Autoformalization with Large Language Models

Autoformalization is the process of automatically translating from natural language mathematics to formal specifications and proofs. A successful autoformalization system could advance the fields of formal verification, program synthesis, and artificial intelligence. While the long-term goal of autoformalization seemed elusive for a long time, we show large language models provide new prospects towards this goal.

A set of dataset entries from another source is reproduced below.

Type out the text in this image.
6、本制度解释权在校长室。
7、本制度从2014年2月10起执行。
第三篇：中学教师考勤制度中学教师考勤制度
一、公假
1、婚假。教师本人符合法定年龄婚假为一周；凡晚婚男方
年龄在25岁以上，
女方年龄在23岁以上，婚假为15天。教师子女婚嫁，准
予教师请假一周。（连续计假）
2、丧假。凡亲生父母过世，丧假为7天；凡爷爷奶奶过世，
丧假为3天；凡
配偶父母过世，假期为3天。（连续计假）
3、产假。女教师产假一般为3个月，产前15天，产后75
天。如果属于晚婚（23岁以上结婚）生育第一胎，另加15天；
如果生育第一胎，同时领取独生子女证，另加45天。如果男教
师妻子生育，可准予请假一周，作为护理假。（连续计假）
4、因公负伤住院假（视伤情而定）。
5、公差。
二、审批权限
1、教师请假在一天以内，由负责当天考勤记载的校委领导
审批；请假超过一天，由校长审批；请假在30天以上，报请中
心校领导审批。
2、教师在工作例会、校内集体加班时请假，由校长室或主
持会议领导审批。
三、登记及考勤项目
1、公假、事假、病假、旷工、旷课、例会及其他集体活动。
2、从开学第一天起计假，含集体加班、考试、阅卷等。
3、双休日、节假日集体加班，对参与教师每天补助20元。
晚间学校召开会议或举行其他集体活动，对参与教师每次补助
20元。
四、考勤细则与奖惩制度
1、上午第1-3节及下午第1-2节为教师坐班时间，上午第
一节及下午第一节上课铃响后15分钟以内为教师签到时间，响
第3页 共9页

We make the surprising observation that LLMs can correctly translate a significant portion ($25.3\%$) of mathematical competition problems perfectly to formal specifications in Isabelle/HOL. We demonstrate the usefulness of this process by improving a previously introduced neural theorem prover via training on these autoformalized theorems. Our methodology results in a new state-of-the-art result on the MiniF2F theorem proving benchmark, improving the proof rate from $29.6\%$ to $35.2\%$.

Thor: Wielding Hammers to Integrate Language Models and Automated Theorem Provers

In theorem proving, the task of selecting useful premises from a large library to unlock the proof of a given conjecture is crucially important. This presents a challenge for all theorem provers, especially the ones based on language models, due to their relative inability to reason over huge volumes of premises in text form. This paper introduces Thor, a framework integrating language models and automated theorem provers to overcome this difficulty. In Thor, a class of methods called hammers that leverage the power of automated theorem provers are used for premise selection, while all other tasks are designated to language models. Thor increases a language model's success rate on the PISA dataset from $39\%$ to $57\%$, while solving $8.2\%$ of problems neither language models nor automated theorem provers are able to solve on their own. Furthermore, with a significantly smaller computational budget, Thor can achieve a success rate on the MiniF2F dataset that is on par with the best existing methods. Thor can be instantiated for the majority of popular interactive theorem provers via a straightforward protocol we provide.

STaR: Bootstrapping Reasoning With Reasoning

Generating step-by-step "chain-of-thought" rationales improves language model performance on complex reasoning tasks like mathematics or commonsense question-answering. However, inducing language model rationale generation currently requires either constructing massive rationale datasets or sacrificing accuracy by using only few-shot inference. We propose a technique to iteratively leverage a small number of rationale examples and a large dataset without rationales, to bootstrap the ability to perform successively more complex reasoning. This technique, the "Self-Taught Reasoner" (STaR), relies on a simple loop: generate rationales to answer many questions, prompted with a few rationale examples; if the generated answers are wrong, try again to generate a rationale given the correct answer; fine-tune on all the rationales that ultimately yielded correct answers; repeat. We show that STaR significantly improves performance on multiple datasets compared to a model fine-tuned to directly predict final answers, and performs comparably to fine-tuning a 30$\times$ larger state-of-the-art language model on CommensenseQA. Thus, STaR lets a model improve itself by learning from its own generated reasoning.

Memorizing Transformers

Language models typically need to be trained or finetuned in order to acquire new knowledge, which involves updating their weights. We instead envision language models that can simply read and memorize new data at inference time, thus acquiring new knowledge immediately. In this work, we extend language models with the ability to memorize the internal representations of past inputs. We demonstrate that an approximate kNN lookup into a non-differentiable memory of recent (key, value) pairs improves language modeling across various benchmarks and tasks, including generic webtext (C4), math papers (arXiv), books (PG-19), code (Github), as well as formal theorems (Isabelle). We show that the performance steadily improves when we increase the size of memory up to 262K tokens. On benchmarks including code and mathematics, we find that the model is capable of making use of newly defined functions and theorems during test time.